Amén del aspecto teórico, que es el que ocupa mayormente mi tiempo, quiero detenerme en el aspecto de la venta/compra de libros. Siempre es asombroso escuchar las cifras; los mega eventos -a pequeña, media, o gran escala- son imanes que atraen una enorme cantidad de público -el que escacea en las librerías-, que adquiere a manos llenas el producto-libro que en otras oportunidades ni siquiera se detiene a mirar. Por supuesto, no podemos obviar la presencia de los sempiternos amantes de la literatura, quienes, por cierto, son los que menos ingresan al presupuesto de la feria, pues acuden a la caza de algún que otro ejemplar novedoso y/o raro, no más. Los otros, a los que me refería en un principio, son el objeto de mi reflexión y mi recelo.
Me disculpo si peco de incredulidad, pero la experiencia no miente y he visto manos llenas de los títulos más opuestos que se haya podido imaginar, coincidentes en solo un detalle, son los de moda, los que se han anunciado por los medios, etc... También desmesuradas compras que no se le ocurrirían al mas empedernido lector, porque si de verdad se consumieran provocarían un empacho literario de grandes dimensiones.
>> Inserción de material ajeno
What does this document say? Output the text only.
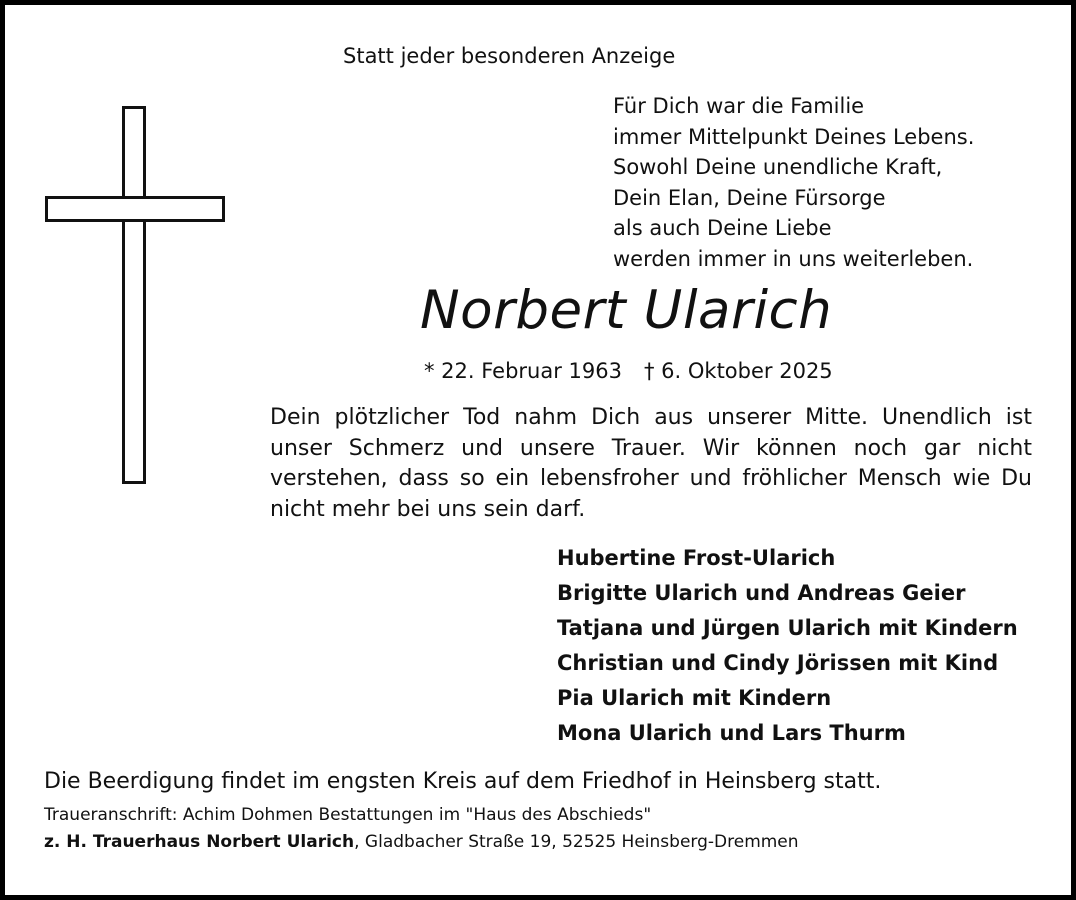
Statt jeder besonderen Anzeige
Für Dich war die Familie
immer Mittelpunkt Deines Lebens.
Sowohl Deine unendliche Kraft,
Dein Elan, Deine Fürsorge
als auch Deine Liebe
werden immer in uns weiterleben.
Norbert Ularich
* 22. Februar 1963 † 6. Oktober 2025
Dein plötzlicher Tod nahm Dich aus unserer Mitte. Unendlich ist unser Schmerz und unsere Trauer. Wir können noch gar nicht verstehen, dass so ein lebensfroher und fröhlicher Mensch wie Du nicht mehr bei uns sein darf.
Hubertine Frost-Ularich
Brigitte Ularich und Andreas Geier
Tatjana und Jürgen Ularich mit Kindern
Christian und Cindy Jörissen mit Kind
Pia Ularich mit Kindern
Mona Ularich und Lars Thurm
Die Beerdigung findet im engsten Kreis auf dem Friedhof in Heinsberg statt.
Traueranschrift: Achim Dohmen Bestattungen im "Haus des Abschieds"
z. H. Trauerhaus Norbert Ularich, Gladbacher Straße 19, 52525 Heinsberg-Dremmen
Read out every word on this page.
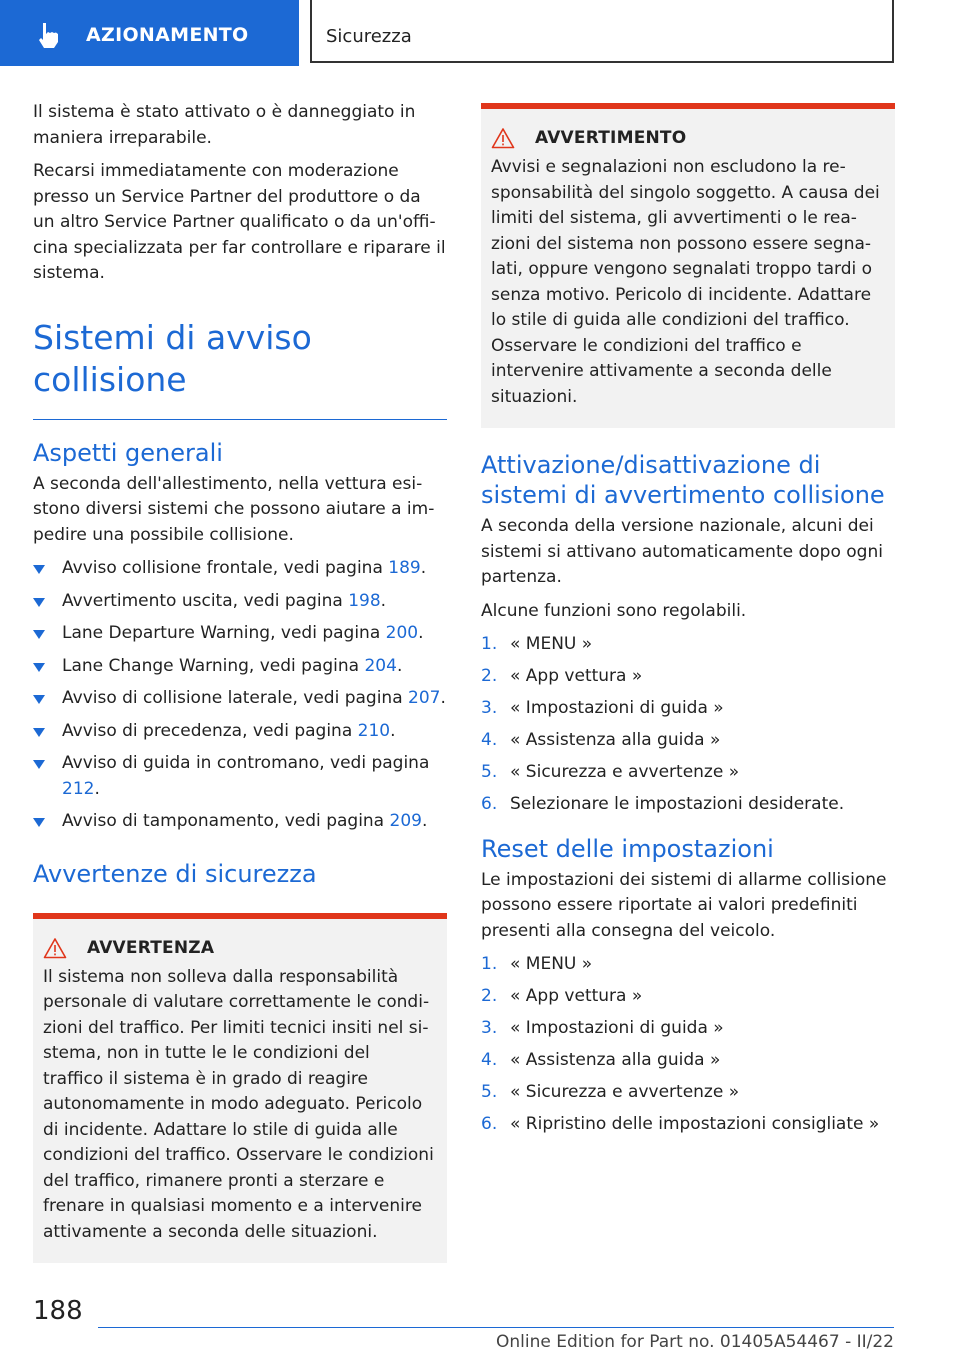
AZIONAMENTO	Sicurezza

Il sistema è stato attivato o è danneggiato in maniera irreparabile.

Recarsi immediatamente con moderazione presso un Service Partner del produttore o da un altro Service Partner qualificato o da un'officina specializzata per far controllare e riparare il sistema.

Sistemi di avviso collisione
Aspetti generali

A seconda dell'allestimento, nella vettura esistono diversi sistemi che possono aiutare a impedire una possibile collisione.

Avviso collisione frontale, vedi pagina 189.
Avvertimento uscita, vedi pagina 198.
Lane Departure Warning, vedi pagina 200.
Lane Change Warning, vedi pagina 204.
Avviso di collisione laterale, vedi pagina 207.
Avviso di precedenza, vedi pagina 210.
Avviso di guida in contromano, vedi pagina 212.
Avviso di tamponamento, vedi pagina 209.
Avvertenze di sicurezza
AVVERTENZA

Il sistema non solleva dalla responsabilità personale di valutare correttamente le condizioni del traffico. Per limiti tecnici insiti nel sistema, non in tutte le le condizioni del traffico il sistema è in grado di reagire autonomamente in modo adeguato. Pericolo di incidente. Adattare lo stile di guida alle condizioni del traffico. Osservare le condizioni del traffico, rimanere pronti a sterzare e frenare in qualsiasi momento e a intervenire attivamente a seconda delle situazioni.

AVVERTIMENTO

Avvisi e segnalazioni non escludono la responsabilità del singolo soggetto. A causa dei limiti del sistema, gli avvertimenti o le reazioni del sistema non possono essere segnalati, oppure vengono segnalati troppo tardi o senza motivo. Pericolo di incidente. Adattare lo stile di guida alle condizioni del traffico. Osservare le condizioni del traffico e intervenire attivamente a seconda delle situazioni.

Attivazione/disattivazione di sistemi di avvertimento collisione

A seconda della versione nazionale, alcuni dei sistemi si attivano automaticamente dopo ogni partenza.

Alcune funzioni sono regolabili.

1. « MENU »
2. « App vettura »
3. « Impostazioni di guida »
4. « Assistenza alla guida »
5. « Sicurezza e avvertenze »
6. Selezionare le impostazioni desiderate.
Reset delle impostazioni

Le impostazioni dei sistemi di allarme collisione possono essere riportate ai valori predefiniti presenti alla consegna del veicolo.

1. « MENU »
2. « App vettura »
3. « Impostazioni di guida »
4. « Assistenza alla guida »
5. « Sicurezza e avvertenze »
6. « Ripristino delle impostazioni consigliate »
188
Online Edition for Part no. 01405A54467 - II/22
No me gusta juzgar con recelo, pero no puedo evitarlo. Miro a los demás en mi propio espejo y en el de personas que conozco. La literatura es mi trabajo y mi mejor compañera desde la infancia, y considero que exageré con la adquisición de 6 libros, a los que se suman unos cuantos que me regaló algún que otro autor. Cuando llegué a casa me percaté de que había, como siempre, cometido el grave pecado de la gula literaria y que algunos volúmenes serían puro adorno en los estantes. Entonces, me pregunto, ¿qué se puede hacer con 30 ó 40 libros? Y escéptica me respondo: almacenarlos en algún cuarto de desahogo y olvidarse de ellos o del tema literatura hasta la próxima feria.
Para la economía del libro es un gran negocio, para el público una fiesta y oportunidad de socialización, para los que observamos, un momento de reflexión: ¿estamo incidiendo verdaderamente en los posibles lectores?, ¿estamos haciendo bien nuestro trabajo, que no es solo el de vender sino el de promover el libro y el hábito de lectura?, ¿debemos conformarnos con las enormes ventas y las ganancias que generan?, ¿vamos, entonces, a cerrar los ojos para no pensar en el futuro del libro?